The Brunei Gallery was taken over shortly after by cheering students.

The demands are as follows:

Occupation Statement

“At a huge Emergency General Meeting (EGM) last week, SOAS students voted in favour of occupation as part of our fight against Coalition government plans to cut higher education funding and raise tuition fees. Today, over sixty students have occupied the Brunei Suite at SOAS. This number is growing.

We stand in solidarity with other University occupations across the country and all those resisting the government’s draconian and unnecessary cuts. We encourage all students to participate in the National Day of Action against fees and cuts on 24th November. We call on the University administration to join us in our fight to defend education. In particular, we demand:

No victimisation of participants in this occupation and in previous and future student actions against fees and cuts.

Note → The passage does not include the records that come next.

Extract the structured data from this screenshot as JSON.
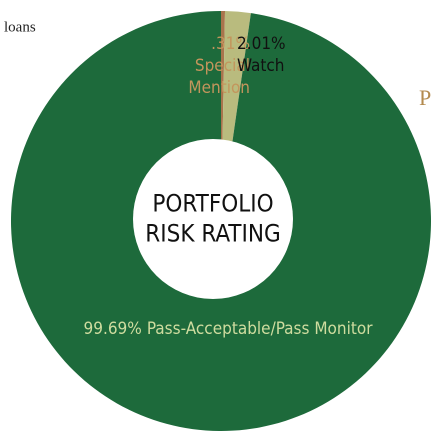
{
  "chart_data": {
    "type": "pie",
    "title": "PORTFOLIO RISK RATING",
    "annotations": [
      "loans",
      "P"
    ],
    "categories": [
      "Special Mention",
      "Watch",
      "Pass-Acceptable/Pass Monitor"
    ],
    "values": [
      0.31,
      2.01,
      99.69
    ],
    "value_labels": [
      ".31%",
      "2.01%",
      "99.69%"
    ],
    "colors": [
      "#a8744c",
      "#b9bb7e",
      "#1d6a3b"
    ]
  }
}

That students who participate in the walk-out organised on the 24th of November are not marked as absent from lectures or tutorials on that day

Greater transparency in the School’s budget and in the School’s financial decisions.

That Paul Webley, SOAS Director, releases a statement openly condemning all cuts to higher education and any rise in tuition fees, and writes to the Government in the form of an open letter asking Vice-Chancellors across the country to unite against all threats to Higher Education.

That Paul Webley and SOAS management refuse to budget for the cuts and commit not to raise tuition fees.

We also request that all lecturers devote 15 minutes of lecture time to discuss the impact of the cuts in their classes throughout this week.

The occupation space is open to all students and staff and we encourage everyone to participate in occupation activities.”